In summary , we see that in any case the conclusion of the Mean Value
Theorem is satisfied at some point $c$ in
$(a,b)$. ** EOP**

Here is a GeoGebra applet that visualizes some aspects
of the proof
. It also provides with a dynamic tool that allows you to investigate
lines
parallel to the secant line to see how these lines can be moved up or
down to find the number $c$ that exists according to the theorem where **$f '(c) = \frac{f(b) - f(a)}{b-a}$**.

Download GeoGebra File

Rolle's Theorem is sometimes proven
before the Mean Value Theorem even though as you can see it is merely a
special case of the MVT.

**Proof of Rolle's Theorem assuming the MVT:** In
Rolle's theorem the assumptions of the MVT are all assumed along with
the added assumption that $f(b) = f(a)$. This last assumption implies
that $f(b) - f(a) = 0$ , so by applying the MVT to $f$ gives the claimed
result.

**Interpretations:** **1. Motion. **Suppose $f(t)$ is
the position of an object moving continuously over a time interval
$[a,b]$ with a velocity at every moment between time $a$ and $b$. The
assumptions for Rolle's Theorem also assume that $f(a) = f(b)$, i.e.,
from the point of view of motion at times $a$ and $b$, there seems to be
no change in position. Rolle's Theorem can be interpreted in this
situation as meaning that at some moment in time $c$ between time $a$
and $b$ the instantaneous velocity of the object will be equal to $0$,
i.e. , at the instant $c$ the object appeared to be stopped.

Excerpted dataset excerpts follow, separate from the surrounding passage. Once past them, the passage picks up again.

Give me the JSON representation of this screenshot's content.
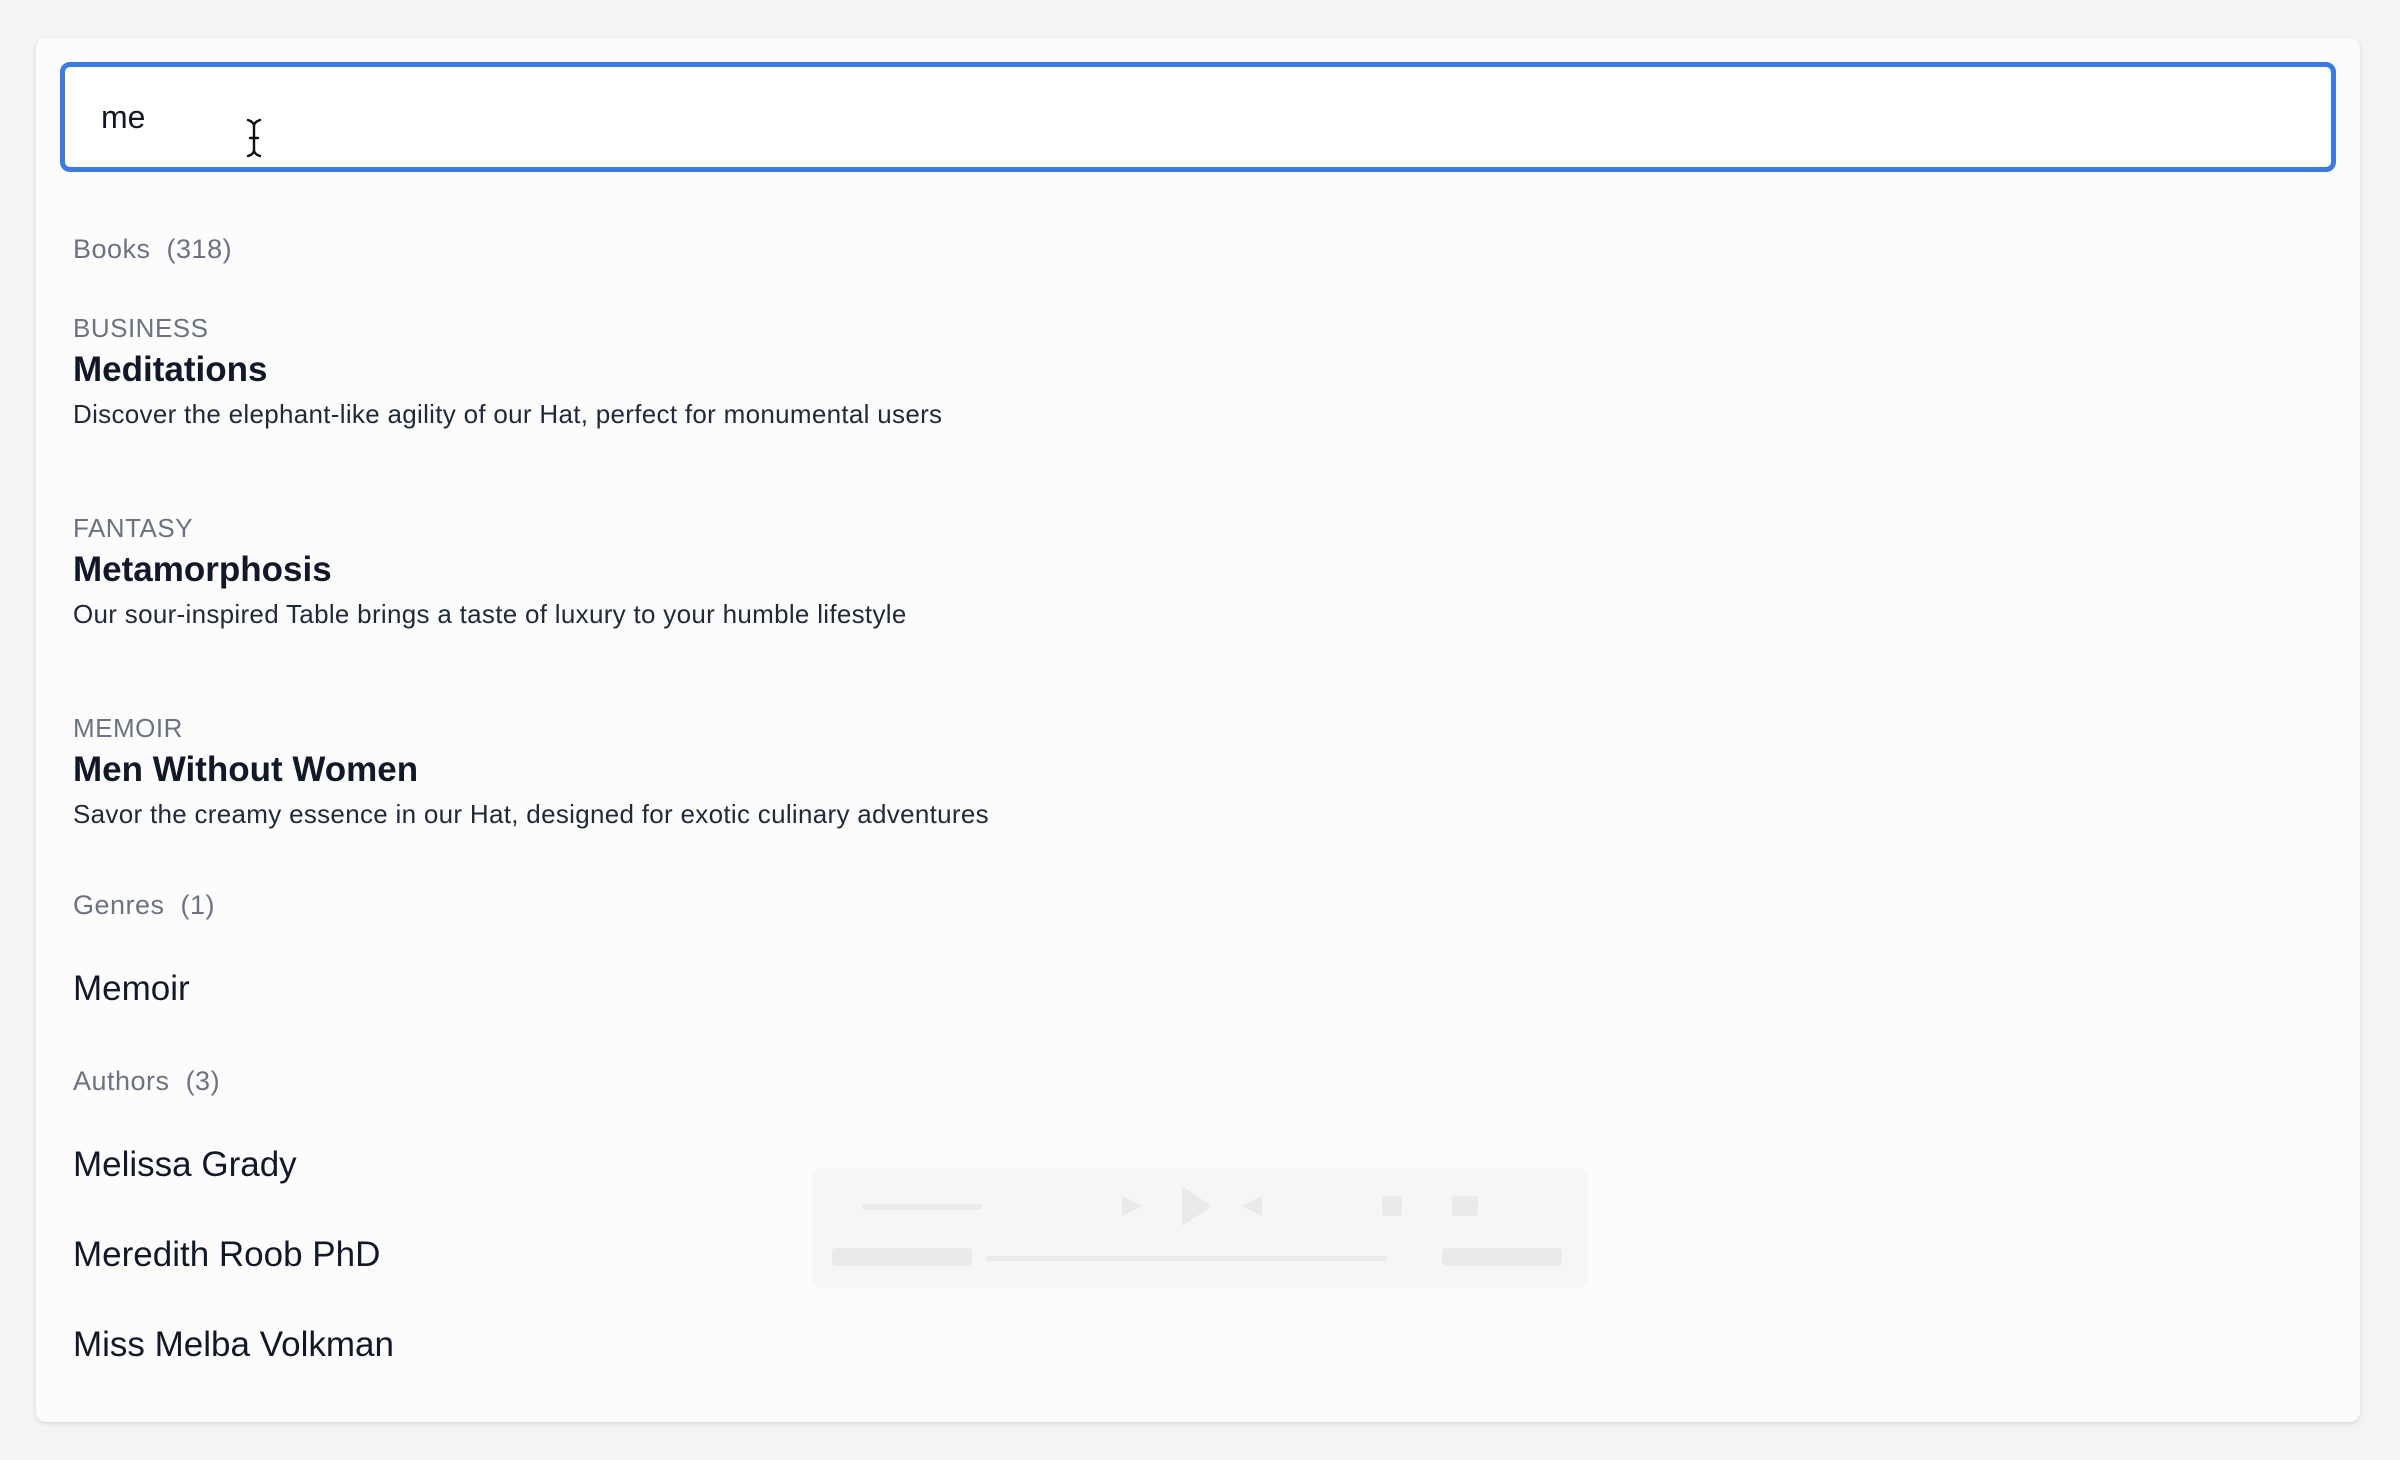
{
  "search": {
    "value": "me",
    "placeholder": ""
  },
  "sections": {
    "books": {
      "label": "Books",
      "count": "(318)",
      "items": [
        {
          "category": "BUSINESS",
          "title": "Meditations",
          "description": "Discover the elephant-like agility of our Hat, perfect for monumental users"
        },
        {
          "category": "FANTASY",
          "title": "Metamorphosis",
          "description": "Our sour-inspired Table brings a taste of luxury to your humble lifestyle"
        },
        {
          "category": "MEMOIR",
          "title": "Men Without Women",
          "description": "Savor the creamy essence in our Hat, designed for exotic culinary adventures"
        }
      ]
    },
    "genres": {
      "label": "Genres",
      "count": "(1)",
      "items": [
        "Memoir"
      ]
    },
    "authors": {
      "label": "Authors",
      "count": "(3)",
      "items": [
        "Melissa Grady",
        "Meredith Roob PhD",
        "Miss Melba Volkman"
      ]
    }
  },
  "colors": {
    "focus_ring": "#3b7be0",
    "muted_text": "#6b7280",
    "background": "#f3f4f6"
  },
  "icons": {
    "cursor": "text-cursor-icon"
  }
}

**2. Graphical.** Consider the graph of the function $f$
over the interval $[a,b]$. Here the assumption that $f(a) = f(b)$ means
that the secant line between $(a,f(a))$ and $(b,f(b))$ is horizontal
with its slope $0$. Rolle's Theorem can be interpreted in this situation
as meaning that for some $c$ between $a$ and $b$, the slope of the
tangent line at that point will be $0$. To express it geometrically, the
tangent line will be horizontal at some point on the graph of $f$ . .

**3. Economic.** If the profit at two levels of production,
$a$ and $b$,are equal, then at some level of production between those
$a$ and $b$, the marginal profit is $0$.